The investor flight underscores how emerging markets are facing mounting risks from surging interest rates in developed markets, which make the typically high yields on EM debt look less attractive. Powerful gains in the greenback also make it more expensive for EM countries to service dollar denominated debt and increase the cost of importing commodities, which are often priced in the US currency.
JPMorgan in September raised its forecast for EM bond outflows in 2022 to $80bn, having previously forecast $55bn.
10 unmissable stories this week
A profile of Vivek Ramaswamy, the self-styled scourge of “woke” boardrooms. The fund manager with a history of bold claims says energy stocks could triple if ESG aims are scrapped. Now he is putting other people’s money where his mouth is, with the launch of his new activist exchange-traded fund business, Strive.
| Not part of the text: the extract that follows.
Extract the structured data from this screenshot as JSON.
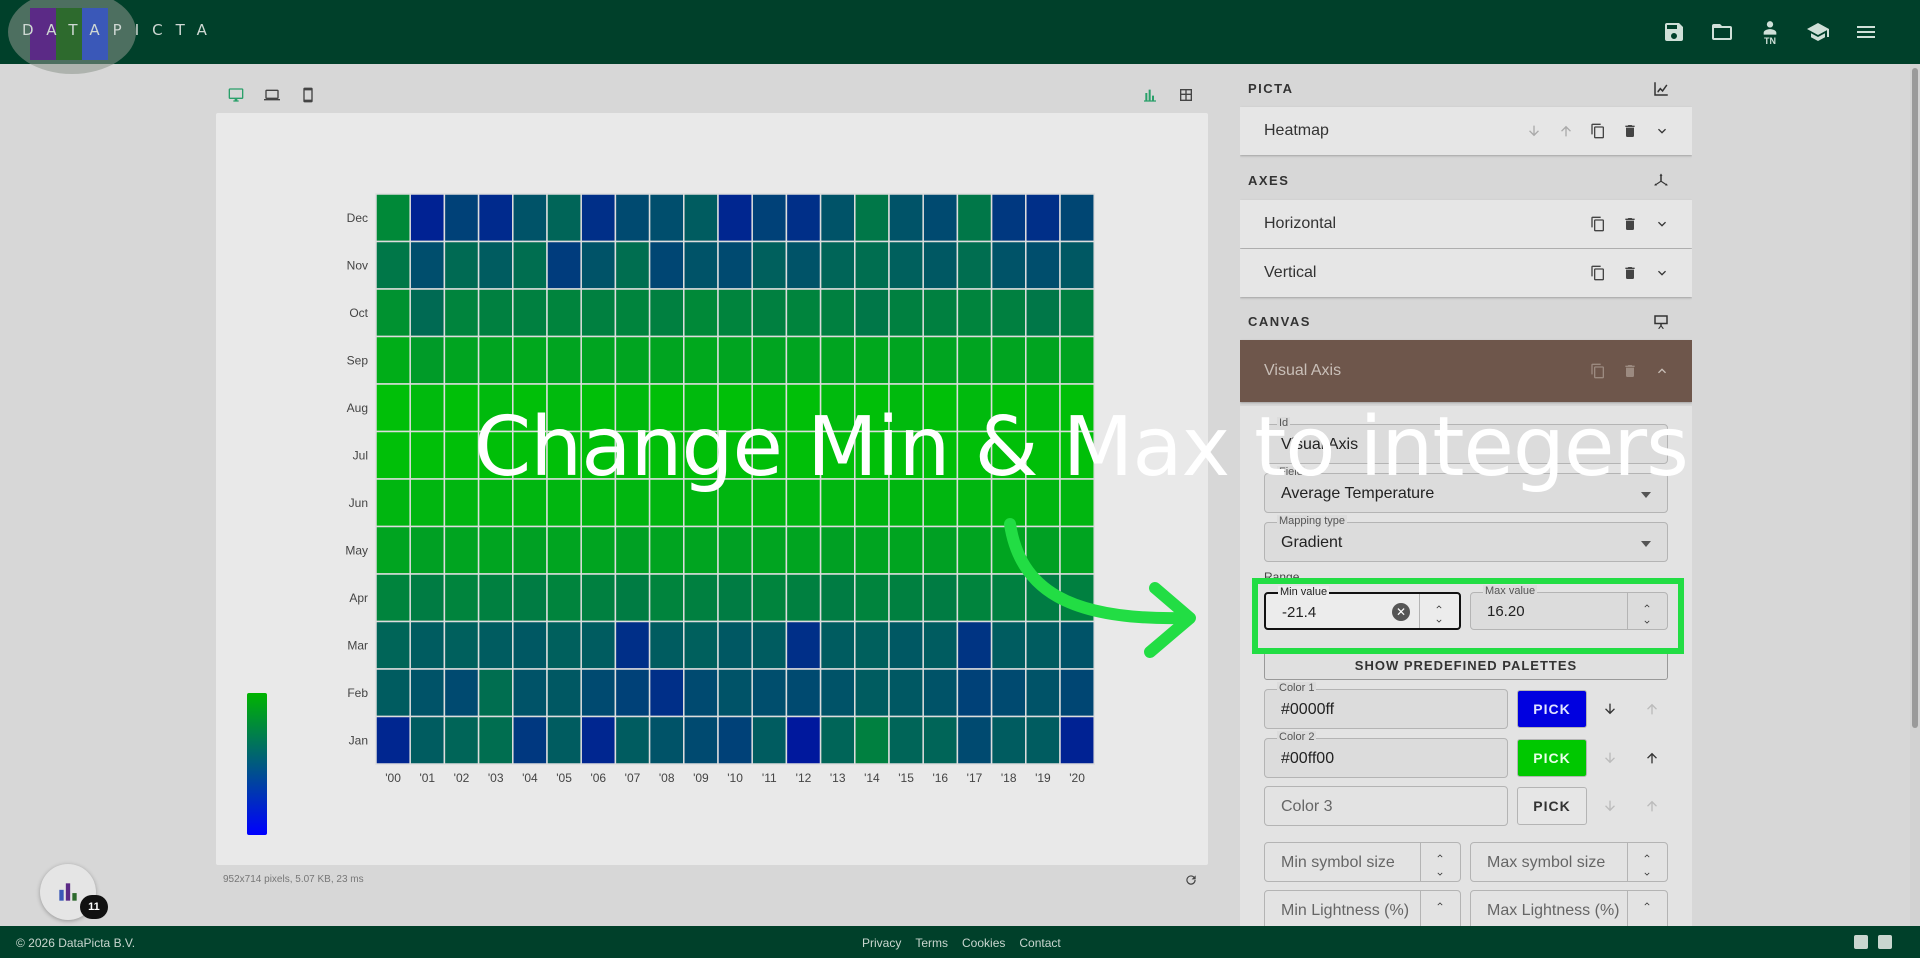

New laws in Texas and other US states that punish financial firms for “boycotting” oil and gas endanger global financial stability by encouraging risky loans to energy firms, former deputy Treasury secretary Sarah Bloom Raskin has said.
Odey Asset Management and a number of top funds committed to reducing greenhouse gas emissions have invested in British fracking company IGas Energy, as they take advantage of the UK government’s decision to lift the ban on the controversial process.
Pension funds and insurers are “spooked” about committing cash to UK-focused private equity groups, in a sign that chancellor Kwasi Kwarteng’s crisis-provoking fiscal plan has also dented Britain’s appeal for some global investors.
Retail investors must be wary as a wave of alternative investment products comes to market because many carry high fees, lack diversification and offer poor quality investments, asset managers Russell Investments, Neuberger Berman and PGIM have warned.
Billionaire investor Ken Griffin has warned there will be a recession in the US and said the Federal Reserve needs to do more to bring down inflation. “It’s just a question of when, and frankly, how hard,” said the founder of hedge fund Citadel and market maker Citadel Securities at CNBC’s Delivering Alpha conference in New York.
M&G has appointed Andrea Rossi, the former boss of Axa Investment Management, as chief executive. Rossi said that he will not pursue a break-up of the investment and savings group, despite calls by some critics for radical action to revive an underperforming business three years after its demerger from insurer Prudential.
Orlando Bravo, the billionaire co-founder of Thoma Bravo and a bitcoin enthusiast, has said he was disappointed to find that ethical standards in parts of the crypto industry are not as high as in private equity.
The private equity is facing criticism from executives at the likes of ATP, Denmark’s largest pension fund, and asset manager Amundi that it is constructing a giant pyramid scheme that could be bad for business. A bigger problem is that it might be operating in an alternate reality.
AJ Bell’s chair Lady Helena Morrissey has resigned from the fund platform after a disagreement with the Financial Conduct Authority over the future role of the company’s founder Andy Bell.
And finally
To celebrate the centenary of his birth, a new exhibition at the National Gallery in London presents the paintings of Lucian Freud, one of Britain’s most well-known figurative painters. Meanwhile across Mayfair, the Lyndsey Ingram gallery presents a major retrospective of over 50 etchings by Freud, from the estate of his printers Marc and Dorothea Balakjian, with whom he worked for more than 25 years. The collection includes intimate portraits of sitters such as Lord Goodman, Sue Tilly and Lee Bowery.